フィッシャーのアヤメのデータセットを読み込みます。
负载fisheriris
5つの最近傍探索のテンプレートを作成し,予測子の標準化を指定をします。
t = templateKNN (“NumNeighbors”5,“标准化”, 1)
t =适合分类KNN的模板。NumNeighbors: 5 NSMethod: " Distance: " BucketSize: " IncludeTies: [] DistanceWeight: [] BreakTies: [] Exponent: [] Cov: [] Scale: [] standarzedata: 1 Version: 1 Method: 'KNN' Type: 'classification'
NumNeighbors
、方法
StandardizeData
および类型
を除き,テンプレートオブジェクトのすべてのプロパティは空です。t
を学習器として指定する場合,空のプロパティはそれぞれの既定値で入力されます。
t
をアンサンブル分類の弱学習器として指定します。
Mdl = fitcensemble(量、种类、“方法”,“子”,“学习者”t);
標本内(再代入)誤分類誤差を表示します。
L = resubLoss (Mdl)
L = 0.0600
関数fitcecoc
で使用するために,既定の設定以外のk最近傍テンプレートを作成します。
フィッシャーのアヤメのデータセットを読み込みます。
负载fisheriris
5つの最近傍探索のテンプレートを作成し,予測子の標準化を指定をします。
t = templateKNN (“NumNeighbors”5,“标准化”, 1)

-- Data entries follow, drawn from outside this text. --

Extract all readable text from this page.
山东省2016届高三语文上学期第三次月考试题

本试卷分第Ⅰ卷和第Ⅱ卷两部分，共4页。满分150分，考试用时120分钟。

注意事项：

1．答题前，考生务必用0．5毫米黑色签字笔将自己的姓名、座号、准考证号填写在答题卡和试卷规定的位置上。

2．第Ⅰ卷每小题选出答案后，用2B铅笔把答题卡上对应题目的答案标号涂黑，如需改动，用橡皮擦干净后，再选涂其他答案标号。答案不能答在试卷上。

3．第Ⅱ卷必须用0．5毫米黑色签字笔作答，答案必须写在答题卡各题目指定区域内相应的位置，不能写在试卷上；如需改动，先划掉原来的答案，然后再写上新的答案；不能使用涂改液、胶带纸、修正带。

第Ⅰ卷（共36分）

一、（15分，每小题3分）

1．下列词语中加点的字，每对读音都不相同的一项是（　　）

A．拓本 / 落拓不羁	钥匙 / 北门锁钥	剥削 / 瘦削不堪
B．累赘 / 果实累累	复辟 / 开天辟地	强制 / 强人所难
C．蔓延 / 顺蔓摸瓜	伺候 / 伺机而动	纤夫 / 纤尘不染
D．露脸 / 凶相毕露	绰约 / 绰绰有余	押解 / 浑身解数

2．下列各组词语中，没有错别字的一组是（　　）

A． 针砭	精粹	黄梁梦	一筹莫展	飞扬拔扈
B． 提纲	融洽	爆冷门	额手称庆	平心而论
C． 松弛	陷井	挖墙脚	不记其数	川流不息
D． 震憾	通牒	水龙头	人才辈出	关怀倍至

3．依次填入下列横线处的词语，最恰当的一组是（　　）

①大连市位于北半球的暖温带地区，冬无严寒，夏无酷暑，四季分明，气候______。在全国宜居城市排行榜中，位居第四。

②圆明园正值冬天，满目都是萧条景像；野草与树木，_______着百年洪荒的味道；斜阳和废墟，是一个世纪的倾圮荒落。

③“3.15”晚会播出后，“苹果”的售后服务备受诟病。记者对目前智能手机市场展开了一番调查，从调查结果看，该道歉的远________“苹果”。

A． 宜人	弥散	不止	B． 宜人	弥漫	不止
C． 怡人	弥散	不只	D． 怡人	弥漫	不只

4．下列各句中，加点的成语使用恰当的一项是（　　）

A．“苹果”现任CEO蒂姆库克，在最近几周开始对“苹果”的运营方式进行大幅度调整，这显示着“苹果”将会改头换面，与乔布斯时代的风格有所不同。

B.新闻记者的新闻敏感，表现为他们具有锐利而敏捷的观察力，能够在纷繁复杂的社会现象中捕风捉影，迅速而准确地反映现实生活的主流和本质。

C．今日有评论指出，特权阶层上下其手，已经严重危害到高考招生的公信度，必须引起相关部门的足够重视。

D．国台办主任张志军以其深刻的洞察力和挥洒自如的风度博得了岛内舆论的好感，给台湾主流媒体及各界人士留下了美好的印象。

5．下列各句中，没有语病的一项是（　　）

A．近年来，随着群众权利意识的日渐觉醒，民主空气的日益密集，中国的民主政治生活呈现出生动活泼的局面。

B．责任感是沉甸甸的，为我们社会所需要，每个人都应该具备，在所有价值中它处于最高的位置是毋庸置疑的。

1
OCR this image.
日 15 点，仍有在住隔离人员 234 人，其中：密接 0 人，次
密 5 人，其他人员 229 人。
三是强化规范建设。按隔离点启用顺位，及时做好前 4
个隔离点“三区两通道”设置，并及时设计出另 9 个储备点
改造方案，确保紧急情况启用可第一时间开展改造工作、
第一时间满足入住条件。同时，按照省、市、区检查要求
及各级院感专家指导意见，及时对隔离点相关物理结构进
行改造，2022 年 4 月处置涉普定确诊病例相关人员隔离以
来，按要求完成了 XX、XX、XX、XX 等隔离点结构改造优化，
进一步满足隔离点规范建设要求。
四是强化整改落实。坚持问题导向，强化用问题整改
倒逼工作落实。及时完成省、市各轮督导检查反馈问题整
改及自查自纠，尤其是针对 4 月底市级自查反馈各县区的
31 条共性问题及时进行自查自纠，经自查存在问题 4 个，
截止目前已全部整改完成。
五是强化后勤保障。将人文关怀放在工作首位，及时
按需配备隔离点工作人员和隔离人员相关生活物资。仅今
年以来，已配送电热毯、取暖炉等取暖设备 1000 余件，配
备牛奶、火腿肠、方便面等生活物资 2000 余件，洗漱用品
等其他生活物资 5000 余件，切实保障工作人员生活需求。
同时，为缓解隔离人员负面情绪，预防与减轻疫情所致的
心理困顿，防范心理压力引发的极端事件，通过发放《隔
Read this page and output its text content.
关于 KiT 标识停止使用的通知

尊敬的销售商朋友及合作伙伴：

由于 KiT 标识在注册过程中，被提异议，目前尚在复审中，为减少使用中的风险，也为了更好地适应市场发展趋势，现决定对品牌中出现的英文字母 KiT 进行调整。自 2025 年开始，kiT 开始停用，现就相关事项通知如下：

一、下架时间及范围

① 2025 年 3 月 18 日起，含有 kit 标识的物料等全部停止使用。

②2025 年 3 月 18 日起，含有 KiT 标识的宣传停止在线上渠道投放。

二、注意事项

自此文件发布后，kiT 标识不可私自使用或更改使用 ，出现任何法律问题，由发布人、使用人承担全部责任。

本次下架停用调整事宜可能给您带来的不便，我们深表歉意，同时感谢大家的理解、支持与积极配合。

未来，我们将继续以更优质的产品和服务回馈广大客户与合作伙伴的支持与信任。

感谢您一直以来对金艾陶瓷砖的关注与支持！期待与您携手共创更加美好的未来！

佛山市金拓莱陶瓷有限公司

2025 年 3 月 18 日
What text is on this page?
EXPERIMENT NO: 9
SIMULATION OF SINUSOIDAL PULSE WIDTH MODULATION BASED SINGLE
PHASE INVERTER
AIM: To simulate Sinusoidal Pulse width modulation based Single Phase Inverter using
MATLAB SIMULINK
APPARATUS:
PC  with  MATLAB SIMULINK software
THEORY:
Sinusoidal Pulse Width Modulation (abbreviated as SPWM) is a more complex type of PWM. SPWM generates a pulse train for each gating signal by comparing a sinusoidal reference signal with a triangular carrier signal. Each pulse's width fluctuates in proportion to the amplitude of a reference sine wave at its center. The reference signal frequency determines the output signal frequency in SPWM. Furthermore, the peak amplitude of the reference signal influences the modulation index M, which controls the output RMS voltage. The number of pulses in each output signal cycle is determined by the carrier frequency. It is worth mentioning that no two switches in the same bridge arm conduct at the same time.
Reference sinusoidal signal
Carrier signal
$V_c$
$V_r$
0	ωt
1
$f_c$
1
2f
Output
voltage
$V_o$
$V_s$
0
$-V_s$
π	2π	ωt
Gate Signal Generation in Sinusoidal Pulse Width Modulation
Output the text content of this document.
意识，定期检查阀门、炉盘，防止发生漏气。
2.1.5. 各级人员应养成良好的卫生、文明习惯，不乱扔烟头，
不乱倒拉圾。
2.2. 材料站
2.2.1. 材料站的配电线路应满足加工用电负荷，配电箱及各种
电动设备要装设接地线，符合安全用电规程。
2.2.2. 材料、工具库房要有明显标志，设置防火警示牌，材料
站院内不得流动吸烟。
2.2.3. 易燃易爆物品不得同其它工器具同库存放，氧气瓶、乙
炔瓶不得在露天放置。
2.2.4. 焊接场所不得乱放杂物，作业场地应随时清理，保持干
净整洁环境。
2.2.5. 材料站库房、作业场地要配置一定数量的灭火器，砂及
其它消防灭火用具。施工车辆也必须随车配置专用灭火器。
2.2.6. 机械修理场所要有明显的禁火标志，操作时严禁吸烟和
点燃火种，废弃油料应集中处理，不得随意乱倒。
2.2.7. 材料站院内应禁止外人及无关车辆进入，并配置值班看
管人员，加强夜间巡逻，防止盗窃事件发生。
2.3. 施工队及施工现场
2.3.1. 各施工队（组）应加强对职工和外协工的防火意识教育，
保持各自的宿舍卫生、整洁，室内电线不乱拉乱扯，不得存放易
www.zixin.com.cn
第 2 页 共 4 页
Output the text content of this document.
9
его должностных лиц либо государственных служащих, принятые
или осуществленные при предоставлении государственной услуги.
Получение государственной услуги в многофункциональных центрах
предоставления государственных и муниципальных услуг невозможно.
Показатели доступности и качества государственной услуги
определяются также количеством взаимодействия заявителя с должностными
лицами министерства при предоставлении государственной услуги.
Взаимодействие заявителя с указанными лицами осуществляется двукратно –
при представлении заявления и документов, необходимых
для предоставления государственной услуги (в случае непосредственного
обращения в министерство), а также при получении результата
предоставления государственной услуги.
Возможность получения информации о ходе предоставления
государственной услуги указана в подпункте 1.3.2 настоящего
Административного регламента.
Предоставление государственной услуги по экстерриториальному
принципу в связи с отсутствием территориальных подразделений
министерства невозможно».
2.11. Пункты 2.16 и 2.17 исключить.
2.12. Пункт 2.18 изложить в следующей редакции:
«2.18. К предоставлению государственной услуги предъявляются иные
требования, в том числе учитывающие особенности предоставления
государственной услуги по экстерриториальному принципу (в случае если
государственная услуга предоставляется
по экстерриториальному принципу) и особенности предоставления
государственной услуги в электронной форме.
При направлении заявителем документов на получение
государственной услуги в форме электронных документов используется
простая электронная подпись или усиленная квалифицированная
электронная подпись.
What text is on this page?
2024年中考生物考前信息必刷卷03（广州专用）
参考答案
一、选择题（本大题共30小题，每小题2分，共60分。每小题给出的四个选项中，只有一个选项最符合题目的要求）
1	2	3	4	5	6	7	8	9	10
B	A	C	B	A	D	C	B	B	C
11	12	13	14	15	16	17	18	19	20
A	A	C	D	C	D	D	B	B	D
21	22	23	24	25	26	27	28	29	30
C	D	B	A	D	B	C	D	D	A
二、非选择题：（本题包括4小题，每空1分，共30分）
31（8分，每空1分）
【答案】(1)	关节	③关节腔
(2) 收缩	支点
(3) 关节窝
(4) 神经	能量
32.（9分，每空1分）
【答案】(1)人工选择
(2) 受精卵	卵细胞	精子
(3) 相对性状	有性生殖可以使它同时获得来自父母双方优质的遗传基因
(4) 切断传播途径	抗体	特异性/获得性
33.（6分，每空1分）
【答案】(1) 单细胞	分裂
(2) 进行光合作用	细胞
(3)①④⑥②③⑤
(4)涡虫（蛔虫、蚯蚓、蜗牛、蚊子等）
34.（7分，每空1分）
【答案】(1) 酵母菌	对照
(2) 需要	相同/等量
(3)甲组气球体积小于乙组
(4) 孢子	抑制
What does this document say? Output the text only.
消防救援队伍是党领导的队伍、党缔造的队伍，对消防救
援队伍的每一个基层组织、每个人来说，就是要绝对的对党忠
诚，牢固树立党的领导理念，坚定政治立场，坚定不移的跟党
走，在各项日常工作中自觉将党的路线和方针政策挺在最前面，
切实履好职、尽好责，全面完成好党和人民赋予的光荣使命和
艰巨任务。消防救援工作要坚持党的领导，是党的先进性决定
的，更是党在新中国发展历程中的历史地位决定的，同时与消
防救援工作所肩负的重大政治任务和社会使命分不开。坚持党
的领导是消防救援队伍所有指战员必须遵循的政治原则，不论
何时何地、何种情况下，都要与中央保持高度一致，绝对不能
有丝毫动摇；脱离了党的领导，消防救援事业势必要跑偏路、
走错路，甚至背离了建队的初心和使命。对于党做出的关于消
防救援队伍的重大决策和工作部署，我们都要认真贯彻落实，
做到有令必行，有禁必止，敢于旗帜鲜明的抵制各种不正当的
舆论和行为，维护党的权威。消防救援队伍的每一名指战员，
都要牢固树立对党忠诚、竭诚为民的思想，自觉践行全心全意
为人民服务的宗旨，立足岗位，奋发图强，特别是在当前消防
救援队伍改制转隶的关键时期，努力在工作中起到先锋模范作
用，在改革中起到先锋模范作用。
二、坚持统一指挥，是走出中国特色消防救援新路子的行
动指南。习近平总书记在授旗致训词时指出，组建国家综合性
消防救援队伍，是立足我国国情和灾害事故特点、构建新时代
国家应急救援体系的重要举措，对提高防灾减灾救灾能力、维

t =适合分类KNN的模板。NumNeighbors: 5 NSMethod: " Distance: " BucketSize: " IncludeTies: [] DistanceWeight: [] BreakTies: [] Exponent: [] Cov: [] Scale: [] standarzedata: 1 Version: 1 Method: 'KNN' Type: 'classification'
NumNeighbors
、方法
StandardizeData
および类型
を除き,テンプレートオブジェクトのすべてのプロパティは空です。t
を学習器として指定する場合,空のプロパティはそれぞれの既定値で入力されます。
t
をECOCマルチクラスモデルのバイナリ学習器として指定します。
Mdl = fitcecoc(量、种类、“学习者”t);
既定の設定では,Mdl
は,対1の符号化設計を使用の学習が実行されます。
標本内(再代入)誤分類誤差を表示します。
L = resubLoss (Mdl,“LossFun”,“classiferror”)
L = 0.0467
オプションの名称,值
引数のコンマ区切りペアを指定します。的名字
は引数名で,价值
は対応する値です。的名字
は引用符で囲まなければなりません。Name1, Value1,…,的家
のように,複数の名前と値のペアの引数を,任意の順番で指定できます。
“NumNeighbors”4“距离”,“闵可夫斯基”
は,ミンコフスキー距離計量を使用して,4最近傍分類器テンプレートを指定します。
BreakTies
- - - - - -タイブレークアルゴリズム“最小”
(既定値) |“最近的”
|“随机”
複数のクラスで最小コストが同じである場合に预测
メソッドで使用されるタイブレークアルゴリズム。“BreakTies”
と以下のいずれかで構成されるコンマ区切りのペアとして指定します。
“最小”
——同順位グループの中で最小インデックスを使用します。
“最近的”
——同順位グループの中で最近傍のあるクラスを使用します。
“随机”
——同順位グループの中でランダムなタイブレーカーを使用します。
既定では,同順位はK
最近傍の中で同じ数の最近傍点を複数のクラスがもつときに発生します。
例:“BreakTies”,“最近”
BucketSize
- - - - - -ノード内のデータ点の最大的数50
(既定値) |正の整数値kdツリーの葉ノード内のデータ点の最大的数。“BucketSize”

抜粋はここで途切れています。